Eren Keskin'e “Barış, Dostluk ve Demokrasi Ödülü”
Diyarbakır Tabip Odası’nın 1995 yılından itibaren her yıl düzenli olarak verdiği “Barış, Dostluk ve Demokrasi Ödülü” İnsan Hakları Derneği (İHD) Eş Genel Başkanı Eren Keskin’e verildi.
Tüm zamanlarda hak arayışı içinde oldu
Gençlik yıllarından itibaren insan hakları, eşitlik, özgürlük kavramlarına duyarlı olan Eren Keskin, 1995 yılında, bir yazısında "Kürdistan" kelimesini kullandığı için 2.5 yıl ceza aldı ve tutuklandı. Bayrampaşa Cezaevi'nde kaldığı süredeki tanıklıkları, yaşamının kırılma noktasını oluşturdu.
Cezaevindeki birçok kadının gözaltında cinsel saldırıya uğradığını öğrenince, bu suçun cezasız kalmasını kabullenemedi.
Cezaevinden çıktıktan sonra Heidi Wedel ile Gözaltında Taciz ve Tecavüze Karşı Hukuki Yardım Bürosu'nu kurdu.
Tüm toplumsal ve siyasal baskılara rağmen yüzlerce kadın bu büroya başvurdu. Bundan cesaret alan birçok kadın, uğradığı cinsel saldırıları açıkladı ve tacizcilerden hesap sordu. Cinsel suçlarla mücadele ve toplumsal cinsiyet eşitliği konusunda toplumda önemli bir farkındalık oluşturdu.
Yine 90'lı yıllarda, birçok kişinin gitmeye cesaret edemediği, yakılan, yıkılan yerlere giderek canı pahasına sorumlulardan hesap sordu.

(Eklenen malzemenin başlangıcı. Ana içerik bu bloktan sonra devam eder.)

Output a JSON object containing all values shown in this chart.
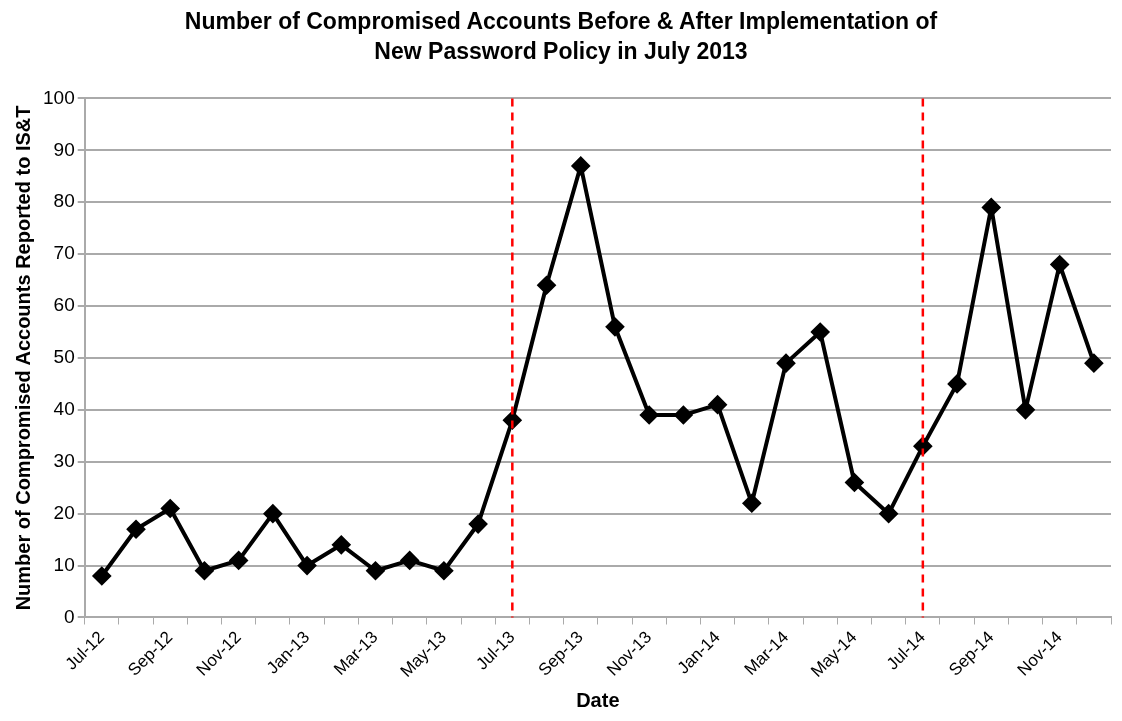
{
  "chart_data": {
    "type": "line",
    "title": "Number of Compromised Accounts Before & After Implementation of New Password Policy in July 2013",
    "xlabel": "Date",
    "ylabel": "Number of Compromised Accounts Reported to IS&T",
    "categories": [
      "Jul-12",
      null,
      "Sep-12",
      null,
      "Nov-12",
      null,
      "Jan-13",
      null,
      "Mar-13",
      null,
      "May-13",
      null,
      "Jul-13",
      null,
      "Sep-13",
      null,
      "Nov-13",
      null,
      "Jan-14",
      null,
      "Mar-14",
      null,
      "May-14",
      null,
      "Jul-14",
      null,
      "Sep-14",
      null,
      "Nov-14",
      null
    ],
    "series": [
      {
        "color": "#000000",
        "values": [
          8,
          17,
          21,
          9,
          11,
          20,
          10,
          14,
          9,
          11,
          9,
          18,
          38,
          64,
          87,
          56,
          39,
          39,
          41,
          22,
          49,
          55,
          26,
          20,
          33,
          45,
          79,
          40,
          68,
          49
        ]
      }
    ],
    "ylim": [
      0,
      100
    ],
    "yticks": [
      0,
      10,
      20,
      30,
      40,
      50,
      60,
      70,
      80,
      90,
      100
    ],
    "grid": "y",
    "legend": false,
    "marker": "diamond",
    "line_style": "solid",
    "ref_lines": [
      {
        "axis": "x",
        "value": "Jul-13",
        "color": "#ff0000",
        "line_style": "dashed"
      },
      {
        "axis": "x",
        "value": "Jul-14",
        "color": "#ff0000",
        "line_style": "dashed"
      }
    ]
  }
}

Gözaltında kayıp ve faili meçhul cinayetlerin aydınlatılması, sorumluların yargı önüne çıkarılarak cezalandırılması için önemli bir mücadelenin içerisinde yer aldı.

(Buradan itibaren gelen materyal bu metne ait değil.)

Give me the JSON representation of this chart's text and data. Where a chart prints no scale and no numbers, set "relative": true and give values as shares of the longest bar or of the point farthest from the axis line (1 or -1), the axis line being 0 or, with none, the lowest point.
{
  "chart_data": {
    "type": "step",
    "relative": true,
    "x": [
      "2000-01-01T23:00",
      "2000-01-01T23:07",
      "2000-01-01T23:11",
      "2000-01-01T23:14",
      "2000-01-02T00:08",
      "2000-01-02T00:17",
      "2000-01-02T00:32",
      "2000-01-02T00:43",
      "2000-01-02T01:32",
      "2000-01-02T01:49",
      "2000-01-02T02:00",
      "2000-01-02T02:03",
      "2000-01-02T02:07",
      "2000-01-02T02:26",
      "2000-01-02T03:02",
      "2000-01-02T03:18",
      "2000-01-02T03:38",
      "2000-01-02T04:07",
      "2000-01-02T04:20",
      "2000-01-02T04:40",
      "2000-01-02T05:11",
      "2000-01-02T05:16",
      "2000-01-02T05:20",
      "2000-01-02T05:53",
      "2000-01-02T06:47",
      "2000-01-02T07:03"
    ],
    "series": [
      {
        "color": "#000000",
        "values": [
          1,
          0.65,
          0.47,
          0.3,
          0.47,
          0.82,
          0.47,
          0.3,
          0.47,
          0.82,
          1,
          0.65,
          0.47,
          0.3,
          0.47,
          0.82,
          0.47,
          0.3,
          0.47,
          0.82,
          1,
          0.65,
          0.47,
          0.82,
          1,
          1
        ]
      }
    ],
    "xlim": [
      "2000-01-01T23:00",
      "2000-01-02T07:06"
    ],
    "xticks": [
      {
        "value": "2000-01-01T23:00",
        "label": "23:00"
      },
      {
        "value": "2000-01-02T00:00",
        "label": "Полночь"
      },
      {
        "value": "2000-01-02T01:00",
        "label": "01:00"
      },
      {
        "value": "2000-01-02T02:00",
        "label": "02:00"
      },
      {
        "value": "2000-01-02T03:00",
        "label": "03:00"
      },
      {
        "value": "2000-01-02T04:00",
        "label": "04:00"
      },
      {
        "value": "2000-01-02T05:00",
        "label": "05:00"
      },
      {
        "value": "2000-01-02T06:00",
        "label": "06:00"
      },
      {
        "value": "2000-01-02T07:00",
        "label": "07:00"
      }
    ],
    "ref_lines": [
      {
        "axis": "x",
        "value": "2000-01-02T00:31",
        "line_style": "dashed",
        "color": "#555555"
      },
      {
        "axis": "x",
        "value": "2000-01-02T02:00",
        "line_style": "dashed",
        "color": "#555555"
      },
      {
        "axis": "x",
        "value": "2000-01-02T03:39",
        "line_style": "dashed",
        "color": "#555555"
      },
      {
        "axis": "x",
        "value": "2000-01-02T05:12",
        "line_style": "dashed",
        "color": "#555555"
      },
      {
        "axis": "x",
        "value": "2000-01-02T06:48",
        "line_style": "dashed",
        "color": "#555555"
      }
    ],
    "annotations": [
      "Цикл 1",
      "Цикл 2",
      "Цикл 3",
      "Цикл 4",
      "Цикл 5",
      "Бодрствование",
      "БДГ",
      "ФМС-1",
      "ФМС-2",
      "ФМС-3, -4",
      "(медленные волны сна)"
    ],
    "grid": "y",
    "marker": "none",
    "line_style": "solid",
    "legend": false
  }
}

Eren Keskin, insan hakları mücadelesine adanan bir yaşamdır aslında. Yeri geldi Cumartesi Annelerinin yanında yer aldı, yeri geldi Midyat'ın Zazê köyünde tek başına yaşayan Süryani Dayrayto'nun duyulmayan sesi oldu, yeri geldi hak ihlallerinde dahi 'önceliği' olmayan LGBTİ bireylerin çığlığı oldu. Nerede yer aldıysa kararlı ve cesaretli durdu. Sözünü sakınmadı.

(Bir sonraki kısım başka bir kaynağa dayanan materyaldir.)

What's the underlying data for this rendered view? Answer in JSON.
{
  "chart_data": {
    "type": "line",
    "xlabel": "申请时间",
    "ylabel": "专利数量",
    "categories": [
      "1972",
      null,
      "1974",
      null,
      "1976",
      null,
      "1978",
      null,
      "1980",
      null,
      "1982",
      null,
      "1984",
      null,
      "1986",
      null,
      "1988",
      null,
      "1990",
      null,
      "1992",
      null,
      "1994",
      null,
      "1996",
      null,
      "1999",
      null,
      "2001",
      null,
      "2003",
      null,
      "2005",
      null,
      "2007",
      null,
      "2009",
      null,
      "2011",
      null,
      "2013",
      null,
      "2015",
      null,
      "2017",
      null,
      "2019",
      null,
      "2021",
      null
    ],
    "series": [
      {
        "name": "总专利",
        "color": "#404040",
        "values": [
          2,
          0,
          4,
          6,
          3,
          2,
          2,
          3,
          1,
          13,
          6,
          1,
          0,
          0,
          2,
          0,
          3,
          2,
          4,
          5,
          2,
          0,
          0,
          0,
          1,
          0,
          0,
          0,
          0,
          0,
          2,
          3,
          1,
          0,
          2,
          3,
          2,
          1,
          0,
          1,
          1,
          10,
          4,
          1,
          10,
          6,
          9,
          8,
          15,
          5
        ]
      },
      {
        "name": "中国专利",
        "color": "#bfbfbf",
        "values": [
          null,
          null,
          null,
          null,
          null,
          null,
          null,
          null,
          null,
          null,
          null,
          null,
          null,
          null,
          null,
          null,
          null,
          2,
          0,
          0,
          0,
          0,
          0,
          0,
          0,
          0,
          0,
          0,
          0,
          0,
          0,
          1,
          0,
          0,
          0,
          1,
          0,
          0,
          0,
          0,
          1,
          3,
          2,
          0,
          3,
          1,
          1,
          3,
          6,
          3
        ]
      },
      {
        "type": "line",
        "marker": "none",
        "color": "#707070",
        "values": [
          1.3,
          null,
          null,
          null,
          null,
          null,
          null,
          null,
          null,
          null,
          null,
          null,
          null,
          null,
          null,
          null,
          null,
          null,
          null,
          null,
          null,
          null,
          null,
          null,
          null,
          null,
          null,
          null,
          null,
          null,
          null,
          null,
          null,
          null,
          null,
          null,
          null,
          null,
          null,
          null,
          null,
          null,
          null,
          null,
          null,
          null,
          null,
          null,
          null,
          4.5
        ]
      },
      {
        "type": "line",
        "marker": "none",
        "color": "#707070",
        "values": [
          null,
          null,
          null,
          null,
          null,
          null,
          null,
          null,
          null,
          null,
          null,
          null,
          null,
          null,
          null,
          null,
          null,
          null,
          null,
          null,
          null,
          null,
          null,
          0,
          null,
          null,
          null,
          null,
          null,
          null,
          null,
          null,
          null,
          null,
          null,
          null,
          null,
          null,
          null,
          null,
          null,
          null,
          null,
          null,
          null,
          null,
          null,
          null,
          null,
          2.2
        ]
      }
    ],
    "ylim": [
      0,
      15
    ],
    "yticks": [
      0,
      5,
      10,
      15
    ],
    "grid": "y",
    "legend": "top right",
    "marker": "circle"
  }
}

Bu kararlı mücadelesi ve dik duruşu nedeniyle, şu ana kadar hakkında 124 dava açıldı, 26 yıl 9 ay 20 gün hapis ve 431.912 TL para cezası verildi. Ayrıca pek çok kez sözlü saldırı ve hakaretlere maruz kaldı, ölüm tehditleri aldı.
Bu ceza ve saldırılar nedeniyle birçok ülke Eren Keskin'i ülkelerine kabul etmeye hazır olduklarını ifade etmelerine rağmen, Keskin yine net bir duruş sergileyerek, "Ben hiç bir yere gitmiyorum. Mücadelemi cezaevinde sürdüreceğim. Devlet yasalarını değiştirmek zorunda kalacak" dedi.